Background: Fatigue is one of the most common and distressing symptoms among persons with multiple sclerosis (pwMS).
Objective: The aim of this study is to evaluate fatigue as a predictor for disease worsening among pwMS.
Methods: In this retrospective cohort study of New York State MS Consortium (NYSMSC) registry, MS patients reporting moderate-to-severe fatigue at study enrollment (n = 2714) were frequency matched to less-fatigued subjects (n = 2714) on age, baseline Kurtzke Expanded Disability Status Scale (EDSS), disease duration, and MS phenotype. Change from baseline patient-reported outcomes (PROs), as measured by LIFEware™, categorized participants into two groups: those with stable/improved outcomes and those who worsened. In a subgroup of patients with longitudinal data (n = 1951), sustained EDSS worsening was analyzed using Cox proportional hazards modeling to explore the effect of fatigue.
Results: The median survival time from study enrollment to sustained EDSS worsening was 8.7 years (CI: 7.2-10.1).
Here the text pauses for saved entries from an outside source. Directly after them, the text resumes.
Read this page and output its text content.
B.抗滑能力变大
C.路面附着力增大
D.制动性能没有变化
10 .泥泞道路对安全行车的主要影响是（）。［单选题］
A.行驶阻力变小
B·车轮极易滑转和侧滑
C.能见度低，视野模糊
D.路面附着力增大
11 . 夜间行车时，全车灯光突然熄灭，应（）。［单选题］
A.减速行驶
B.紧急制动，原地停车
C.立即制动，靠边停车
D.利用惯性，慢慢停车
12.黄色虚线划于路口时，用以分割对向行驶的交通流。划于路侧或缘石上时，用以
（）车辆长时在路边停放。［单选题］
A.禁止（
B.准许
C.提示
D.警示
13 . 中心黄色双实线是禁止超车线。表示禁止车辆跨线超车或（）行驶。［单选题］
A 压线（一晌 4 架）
Participants who reported fatigue at baseline were more likely to experience sustained EDSS worsening during follow-up (HR: 1.4, 95% CI: 1.2-1.7). Patients who were fatigued at baseline were also more likely to report worsening psychosocial limitations (all ps ⩽ 0.01).
Conclusion: In addition to being a common symptom of MS, severe fatigue was a significant predictor for EDSS worsening in the NYSMSC.
Keywords: EDSS worsening; Fatigue; patient-reported outcomes; progression.